How does the synchrotron work?
The synchrotron, which is located in a 1600-square-metre bunker in the heart of the CNAO headquarters in Pavia, has the shape of a 25-metre diameter and 80-metre circumference ring and is isolated from the rest of the structure with shielding for radiation in thick reinforced concrete in the range from 2 to 6 metres. This shielding is necessary to protect the regular visitors of the centre from radiation hazards.
In two different areas inside the ring there are two devices called "sources", from which the particles beams necessary to carry out the hadrontherapy sessions are generated. Inside the sources is the plasma formed by the gas atoms, which have lost their electrons. These atoms are extracted and protons and carbon ions are selected by means of magnetic fields and radio frequencies. That is when the "bundles" of beams are created, each one made up of billions of particles. These bundles are pre-accelerated and sent to the synchrotron, where they initially travel at around 30,000 kilometres per second. Next they are accelerated to kinetic energies up to 250 MeV for protons and 4800 MeV for carbon ions (MeV, equivalent to one million electron volts, is the unit of energy used in atomic and nuclear scale phenomena). To reach this speed, they travel about 30,000 kilometres in half a second, after which they are sent to the three treatment rooms.

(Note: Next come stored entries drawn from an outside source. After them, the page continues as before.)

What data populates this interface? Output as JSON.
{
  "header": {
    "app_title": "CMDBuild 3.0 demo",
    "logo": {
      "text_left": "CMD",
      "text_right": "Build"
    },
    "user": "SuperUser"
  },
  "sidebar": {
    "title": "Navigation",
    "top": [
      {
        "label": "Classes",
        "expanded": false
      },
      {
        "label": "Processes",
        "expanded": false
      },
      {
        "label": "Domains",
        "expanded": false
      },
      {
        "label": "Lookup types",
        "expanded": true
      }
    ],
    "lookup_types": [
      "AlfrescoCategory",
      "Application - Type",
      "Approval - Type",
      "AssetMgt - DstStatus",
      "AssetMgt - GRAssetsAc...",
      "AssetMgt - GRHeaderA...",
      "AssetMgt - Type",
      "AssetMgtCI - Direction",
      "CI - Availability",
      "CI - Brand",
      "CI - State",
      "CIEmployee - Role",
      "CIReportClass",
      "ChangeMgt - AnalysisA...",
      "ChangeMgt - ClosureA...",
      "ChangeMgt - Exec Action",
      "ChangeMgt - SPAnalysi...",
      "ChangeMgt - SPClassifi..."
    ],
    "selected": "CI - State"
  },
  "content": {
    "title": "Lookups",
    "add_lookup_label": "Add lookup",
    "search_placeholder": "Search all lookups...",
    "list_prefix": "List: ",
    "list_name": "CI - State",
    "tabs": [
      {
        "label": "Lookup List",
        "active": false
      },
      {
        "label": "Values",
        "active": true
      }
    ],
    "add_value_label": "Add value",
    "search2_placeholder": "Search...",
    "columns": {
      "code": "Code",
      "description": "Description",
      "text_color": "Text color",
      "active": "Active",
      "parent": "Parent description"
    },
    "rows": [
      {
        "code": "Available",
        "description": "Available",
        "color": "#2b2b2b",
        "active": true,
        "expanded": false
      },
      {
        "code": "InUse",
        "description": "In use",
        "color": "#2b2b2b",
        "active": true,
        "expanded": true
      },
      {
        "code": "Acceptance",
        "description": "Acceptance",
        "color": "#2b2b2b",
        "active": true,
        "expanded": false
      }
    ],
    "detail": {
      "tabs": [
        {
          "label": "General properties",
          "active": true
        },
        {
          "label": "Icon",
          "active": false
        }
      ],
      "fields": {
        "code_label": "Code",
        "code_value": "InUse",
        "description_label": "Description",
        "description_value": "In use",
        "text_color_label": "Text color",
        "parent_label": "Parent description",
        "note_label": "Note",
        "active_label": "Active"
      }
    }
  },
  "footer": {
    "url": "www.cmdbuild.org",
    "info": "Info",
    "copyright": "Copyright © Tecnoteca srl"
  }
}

How is the patient irradiated?
The beam that hits the tumour cells is a "brush" which acts with an accuracy of 200 micrometres (two tenths of a millimetre). This precision is possible thanks to:
- a continuous surveillance on patient, through infrared cameras that measure three-dimensional displacements
- two scanning magnets which, according to the indications of the beam monitoring system, move the "brush" along the contour of the tumour.
In this way, the tumour is hit section by section: the passage from one section to another (deeper) one, is obtained by increasing the energy of the beam.

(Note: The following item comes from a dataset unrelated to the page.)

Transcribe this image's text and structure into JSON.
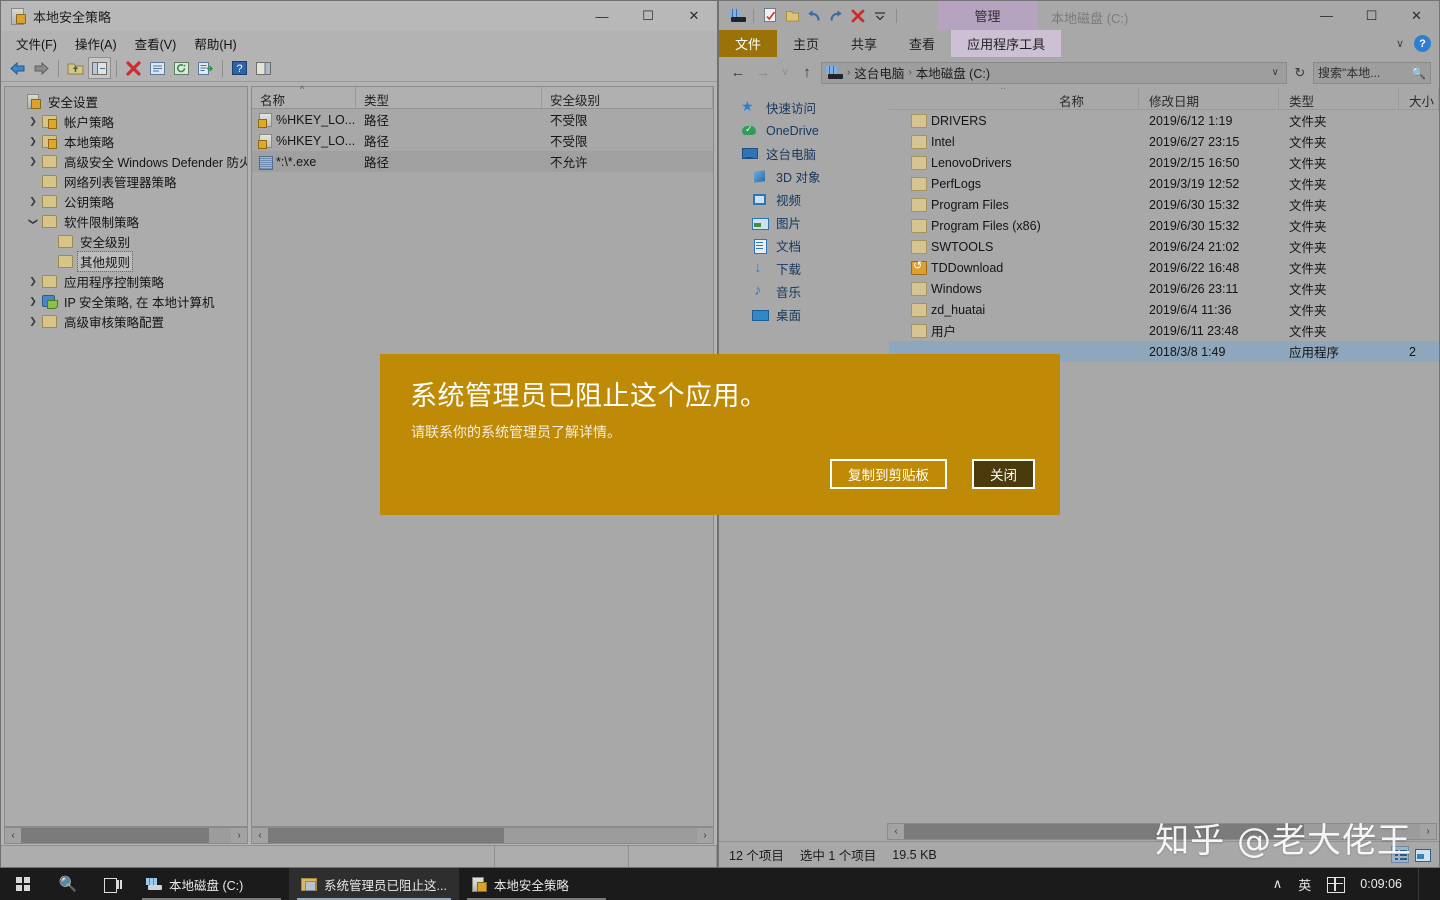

The entire irradiation lasts a few minutes and the number of sessions varies according to the pathology. For protons on average 35 sessions and for carbon ions on average 16 sessions are needed.
How was the synchrotron project born?
The CNAO project was "home-made", with an approach that allowed to save on implementation costs while forming high professional skills: it is an inspiring prototype that became a model for many to imitate. At international level, almost ten are the projects that are striving to obtain approvals and funding and all of them look to CNAO as a partner capable of providing technical and medical support for the achievement of their objectives. These initiatives bring clear advantages both in term of image and export of skills and technologies.